En un mot, Daniel Obono estime que la fête de l'Huma est une fête de la gauche blanche.
Ben voilà une autre tête de l'hydre. La haine de la France sous toutes ses formes. Et il y a une certaine ironie, parce qu'on pourrait rire, de voir que les insoumis vont se dévorer entre eux. Cette haine, que ce soit Mme Hassan, que ce soit Mme Obono.
Jean-Luc Mélenchon risque d'être un jour trop blanc pour Mme Obono.
Mais bien sûr, c'est la logique, entre guillemets, de cette idéologie haineuse, où vous ne cessez de diviser les Français. Et c'est quand même le retour du racisme. Et c'est quand même hallucinant que le racisme, le racialisme, reviennent par la gauche. Et c'est là où on voit à quel point le clientélisme électoral, la médiocrité humaine, peut vous amener à vous renier tellement que vous êtes dévoré par le racisme. Que la gauche en vient à être dévorée par le racisme.
Dominique de Villepin, en vue de 2027, estime que choisir Jordan Bardella c'est monter dans un avion A380 avec à sa tête un pilote qui aurait zéro heure de vol au compteur pour monter dans cet avion.
Moi je monterais avec fierté dans l'avion de Jordan Bardella qui a démontré ses qualités de pilotage en gagnant des élections et en étant la personnalité politique avec Marine Le Pen la plus populaire de France. Monsieur de Villepin, lui, à part se cracher en vol, c'est tout ce qu'on a retenu de lui. Qu'est-ce qu'on a retenu de monsieur de Villepin ?
Chirac peut-être ?
Non mais c'est un discours de monsieur Chirac qui l'a lu.
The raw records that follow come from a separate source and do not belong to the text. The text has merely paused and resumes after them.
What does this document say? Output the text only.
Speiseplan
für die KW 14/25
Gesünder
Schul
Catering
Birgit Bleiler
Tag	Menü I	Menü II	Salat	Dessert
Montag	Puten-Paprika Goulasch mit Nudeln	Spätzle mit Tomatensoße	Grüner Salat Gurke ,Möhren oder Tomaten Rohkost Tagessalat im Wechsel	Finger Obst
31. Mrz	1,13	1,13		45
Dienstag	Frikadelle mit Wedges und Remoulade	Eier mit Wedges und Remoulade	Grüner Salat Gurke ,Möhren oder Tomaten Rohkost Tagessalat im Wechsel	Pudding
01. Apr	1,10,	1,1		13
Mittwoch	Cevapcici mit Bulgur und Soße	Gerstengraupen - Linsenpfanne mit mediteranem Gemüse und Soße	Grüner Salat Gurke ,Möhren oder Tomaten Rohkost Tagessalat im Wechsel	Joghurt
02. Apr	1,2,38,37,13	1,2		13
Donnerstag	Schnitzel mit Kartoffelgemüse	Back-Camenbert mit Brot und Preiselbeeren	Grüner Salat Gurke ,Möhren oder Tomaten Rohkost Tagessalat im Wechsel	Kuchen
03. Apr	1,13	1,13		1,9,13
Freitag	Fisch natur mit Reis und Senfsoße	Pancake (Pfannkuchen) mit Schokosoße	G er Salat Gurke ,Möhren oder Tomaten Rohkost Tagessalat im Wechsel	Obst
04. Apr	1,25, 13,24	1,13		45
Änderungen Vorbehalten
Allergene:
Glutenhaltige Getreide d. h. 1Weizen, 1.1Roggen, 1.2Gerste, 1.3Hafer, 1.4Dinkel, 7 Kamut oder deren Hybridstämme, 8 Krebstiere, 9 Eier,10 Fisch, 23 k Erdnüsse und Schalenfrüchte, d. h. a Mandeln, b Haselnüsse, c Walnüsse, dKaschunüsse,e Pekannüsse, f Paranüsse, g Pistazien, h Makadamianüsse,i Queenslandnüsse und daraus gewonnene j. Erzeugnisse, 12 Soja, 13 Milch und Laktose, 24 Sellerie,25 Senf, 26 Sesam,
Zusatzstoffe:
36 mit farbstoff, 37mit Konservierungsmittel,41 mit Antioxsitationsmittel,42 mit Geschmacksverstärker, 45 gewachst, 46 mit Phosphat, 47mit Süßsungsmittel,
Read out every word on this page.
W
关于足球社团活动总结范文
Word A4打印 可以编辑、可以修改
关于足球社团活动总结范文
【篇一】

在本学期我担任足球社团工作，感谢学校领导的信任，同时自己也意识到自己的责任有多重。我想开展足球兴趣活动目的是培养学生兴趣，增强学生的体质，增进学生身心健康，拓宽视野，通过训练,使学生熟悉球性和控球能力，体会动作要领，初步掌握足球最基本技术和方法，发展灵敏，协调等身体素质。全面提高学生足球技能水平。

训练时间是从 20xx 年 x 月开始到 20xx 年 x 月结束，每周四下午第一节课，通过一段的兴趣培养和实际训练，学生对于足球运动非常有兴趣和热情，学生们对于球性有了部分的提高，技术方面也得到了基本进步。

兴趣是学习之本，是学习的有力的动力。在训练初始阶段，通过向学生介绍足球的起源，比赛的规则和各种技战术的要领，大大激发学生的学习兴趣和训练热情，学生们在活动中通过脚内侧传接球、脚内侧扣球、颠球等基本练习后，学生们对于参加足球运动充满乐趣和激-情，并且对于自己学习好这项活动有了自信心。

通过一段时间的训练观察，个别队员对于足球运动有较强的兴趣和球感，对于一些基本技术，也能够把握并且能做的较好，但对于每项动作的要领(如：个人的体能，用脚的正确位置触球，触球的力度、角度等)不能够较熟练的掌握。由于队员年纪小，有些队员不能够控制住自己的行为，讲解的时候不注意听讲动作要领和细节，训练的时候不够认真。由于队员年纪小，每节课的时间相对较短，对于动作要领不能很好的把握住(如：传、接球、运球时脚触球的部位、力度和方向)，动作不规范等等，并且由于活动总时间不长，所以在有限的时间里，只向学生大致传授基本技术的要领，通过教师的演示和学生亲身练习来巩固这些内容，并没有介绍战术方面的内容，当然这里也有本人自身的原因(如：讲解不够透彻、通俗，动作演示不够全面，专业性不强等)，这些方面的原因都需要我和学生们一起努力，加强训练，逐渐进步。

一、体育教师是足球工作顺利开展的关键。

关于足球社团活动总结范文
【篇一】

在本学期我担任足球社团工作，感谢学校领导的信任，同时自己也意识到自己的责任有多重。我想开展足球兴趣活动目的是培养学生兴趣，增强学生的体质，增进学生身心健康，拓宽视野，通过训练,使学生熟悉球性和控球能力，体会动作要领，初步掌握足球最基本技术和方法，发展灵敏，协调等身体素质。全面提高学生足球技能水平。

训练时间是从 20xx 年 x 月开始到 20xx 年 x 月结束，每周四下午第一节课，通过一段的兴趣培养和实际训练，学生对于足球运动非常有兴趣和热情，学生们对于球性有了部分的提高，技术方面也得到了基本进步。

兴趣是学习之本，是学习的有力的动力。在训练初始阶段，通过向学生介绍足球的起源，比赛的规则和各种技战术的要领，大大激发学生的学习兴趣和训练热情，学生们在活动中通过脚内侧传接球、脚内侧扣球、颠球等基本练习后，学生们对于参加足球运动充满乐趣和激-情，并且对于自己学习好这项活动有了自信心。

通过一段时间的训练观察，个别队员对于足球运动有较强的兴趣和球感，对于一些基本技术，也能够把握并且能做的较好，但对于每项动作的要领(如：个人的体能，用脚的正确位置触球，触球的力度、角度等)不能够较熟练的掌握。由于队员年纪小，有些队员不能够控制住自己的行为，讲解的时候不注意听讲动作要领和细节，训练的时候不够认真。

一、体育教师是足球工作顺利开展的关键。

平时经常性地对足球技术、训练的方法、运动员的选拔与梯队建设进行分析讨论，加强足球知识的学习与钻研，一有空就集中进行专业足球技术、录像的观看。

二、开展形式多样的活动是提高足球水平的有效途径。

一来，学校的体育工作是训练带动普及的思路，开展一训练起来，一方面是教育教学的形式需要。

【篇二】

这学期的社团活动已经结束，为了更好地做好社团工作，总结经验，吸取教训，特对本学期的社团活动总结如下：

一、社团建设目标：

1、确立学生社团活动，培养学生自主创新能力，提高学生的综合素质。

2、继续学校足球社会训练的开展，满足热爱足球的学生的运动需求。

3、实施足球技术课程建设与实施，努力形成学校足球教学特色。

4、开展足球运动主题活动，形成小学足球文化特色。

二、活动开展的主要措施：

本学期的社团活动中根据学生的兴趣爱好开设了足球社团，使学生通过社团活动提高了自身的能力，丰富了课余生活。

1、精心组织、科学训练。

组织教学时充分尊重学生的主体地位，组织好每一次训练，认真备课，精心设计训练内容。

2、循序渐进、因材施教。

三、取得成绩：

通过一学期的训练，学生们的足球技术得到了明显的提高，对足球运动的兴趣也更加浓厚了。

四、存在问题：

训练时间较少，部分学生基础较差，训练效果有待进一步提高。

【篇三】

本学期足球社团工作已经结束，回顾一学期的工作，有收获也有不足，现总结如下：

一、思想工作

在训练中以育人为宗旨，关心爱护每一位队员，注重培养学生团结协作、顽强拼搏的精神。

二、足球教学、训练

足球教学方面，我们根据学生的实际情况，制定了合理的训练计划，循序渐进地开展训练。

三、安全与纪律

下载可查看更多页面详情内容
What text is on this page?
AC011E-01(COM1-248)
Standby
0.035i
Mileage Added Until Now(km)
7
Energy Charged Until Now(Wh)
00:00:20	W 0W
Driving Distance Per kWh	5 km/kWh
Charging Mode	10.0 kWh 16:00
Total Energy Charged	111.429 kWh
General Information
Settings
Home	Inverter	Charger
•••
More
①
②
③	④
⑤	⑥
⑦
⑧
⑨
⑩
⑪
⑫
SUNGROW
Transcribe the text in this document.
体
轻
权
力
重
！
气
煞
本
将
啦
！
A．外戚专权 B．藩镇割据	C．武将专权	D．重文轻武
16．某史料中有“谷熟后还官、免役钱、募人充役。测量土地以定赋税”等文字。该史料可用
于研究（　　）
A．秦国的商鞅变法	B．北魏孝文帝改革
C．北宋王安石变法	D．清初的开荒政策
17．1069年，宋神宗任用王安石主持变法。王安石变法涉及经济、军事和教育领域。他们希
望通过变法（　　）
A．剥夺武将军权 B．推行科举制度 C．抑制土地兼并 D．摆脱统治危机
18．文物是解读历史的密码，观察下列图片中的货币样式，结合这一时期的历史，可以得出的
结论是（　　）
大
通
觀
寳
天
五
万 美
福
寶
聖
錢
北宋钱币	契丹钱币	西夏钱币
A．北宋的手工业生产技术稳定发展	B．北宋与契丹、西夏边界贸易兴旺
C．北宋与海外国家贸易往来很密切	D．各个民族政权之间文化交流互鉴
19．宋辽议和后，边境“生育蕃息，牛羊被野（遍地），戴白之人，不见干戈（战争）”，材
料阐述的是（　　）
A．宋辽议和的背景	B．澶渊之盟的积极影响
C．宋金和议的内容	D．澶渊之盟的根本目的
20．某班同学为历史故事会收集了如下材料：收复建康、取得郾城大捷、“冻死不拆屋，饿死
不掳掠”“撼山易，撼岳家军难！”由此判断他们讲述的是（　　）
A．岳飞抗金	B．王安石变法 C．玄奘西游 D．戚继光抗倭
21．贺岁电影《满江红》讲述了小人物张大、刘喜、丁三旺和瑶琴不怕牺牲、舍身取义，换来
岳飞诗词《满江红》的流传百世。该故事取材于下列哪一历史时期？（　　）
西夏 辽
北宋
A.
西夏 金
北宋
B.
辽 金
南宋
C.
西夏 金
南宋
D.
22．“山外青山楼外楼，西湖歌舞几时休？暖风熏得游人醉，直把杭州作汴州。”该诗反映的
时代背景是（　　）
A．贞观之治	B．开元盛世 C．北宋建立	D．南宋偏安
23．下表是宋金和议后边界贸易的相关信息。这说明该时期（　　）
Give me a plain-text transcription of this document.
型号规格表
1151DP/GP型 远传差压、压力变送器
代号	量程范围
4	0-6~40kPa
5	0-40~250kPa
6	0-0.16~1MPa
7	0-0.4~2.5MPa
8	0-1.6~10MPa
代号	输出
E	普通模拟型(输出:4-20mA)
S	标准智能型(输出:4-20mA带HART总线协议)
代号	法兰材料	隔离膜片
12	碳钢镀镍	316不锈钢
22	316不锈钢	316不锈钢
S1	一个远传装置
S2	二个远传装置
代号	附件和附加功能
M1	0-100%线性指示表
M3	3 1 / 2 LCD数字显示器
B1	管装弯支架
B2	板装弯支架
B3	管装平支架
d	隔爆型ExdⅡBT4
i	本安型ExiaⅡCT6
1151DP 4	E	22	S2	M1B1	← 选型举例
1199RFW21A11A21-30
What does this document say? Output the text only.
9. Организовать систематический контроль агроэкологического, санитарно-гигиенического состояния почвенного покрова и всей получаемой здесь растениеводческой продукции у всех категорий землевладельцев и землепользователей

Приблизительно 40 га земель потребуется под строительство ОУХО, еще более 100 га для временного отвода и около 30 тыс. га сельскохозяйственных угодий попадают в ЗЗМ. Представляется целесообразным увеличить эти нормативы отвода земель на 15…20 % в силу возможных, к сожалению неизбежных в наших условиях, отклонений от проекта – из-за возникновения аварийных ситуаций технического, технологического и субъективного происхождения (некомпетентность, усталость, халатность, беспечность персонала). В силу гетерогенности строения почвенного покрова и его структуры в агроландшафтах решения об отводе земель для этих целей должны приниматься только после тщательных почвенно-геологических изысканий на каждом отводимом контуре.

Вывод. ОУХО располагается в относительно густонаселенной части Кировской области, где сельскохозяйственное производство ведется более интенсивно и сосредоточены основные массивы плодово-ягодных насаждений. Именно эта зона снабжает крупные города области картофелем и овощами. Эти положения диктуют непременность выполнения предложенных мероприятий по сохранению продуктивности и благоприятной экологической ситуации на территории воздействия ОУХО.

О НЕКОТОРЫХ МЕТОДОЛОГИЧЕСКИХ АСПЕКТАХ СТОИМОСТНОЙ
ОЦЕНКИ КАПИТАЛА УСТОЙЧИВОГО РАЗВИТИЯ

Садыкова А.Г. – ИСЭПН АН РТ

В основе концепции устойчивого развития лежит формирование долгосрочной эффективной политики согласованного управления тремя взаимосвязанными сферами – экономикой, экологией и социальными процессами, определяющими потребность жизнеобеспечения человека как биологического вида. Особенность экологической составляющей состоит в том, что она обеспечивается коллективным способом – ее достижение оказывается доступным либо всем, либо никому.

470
Donc monsieur Villepin est un brillant lecteur. Je le félicite d'être un beau perroquet, un peu déplumé, il faut bien le dire aujourd'hui. Mais monsieur Villepin, c'est intéressant parce qu'il présentait comme un sphinx un grand intellectuel en politique. Depuis un an, il ne cesse d'insulter tout le monde. Donc la seule vision de la France de monsieur Villepin, c'est de critiquer ses adversaires. Général de Gaulle, on a commencé avec lui, on finit avec lui. Il avait dit que la vieillesse était un naufrage. Avec Villepin, c'est un crash d'avion.
Je vous remercie, c'était votre grande interview. Bonne journée. Bonne journée.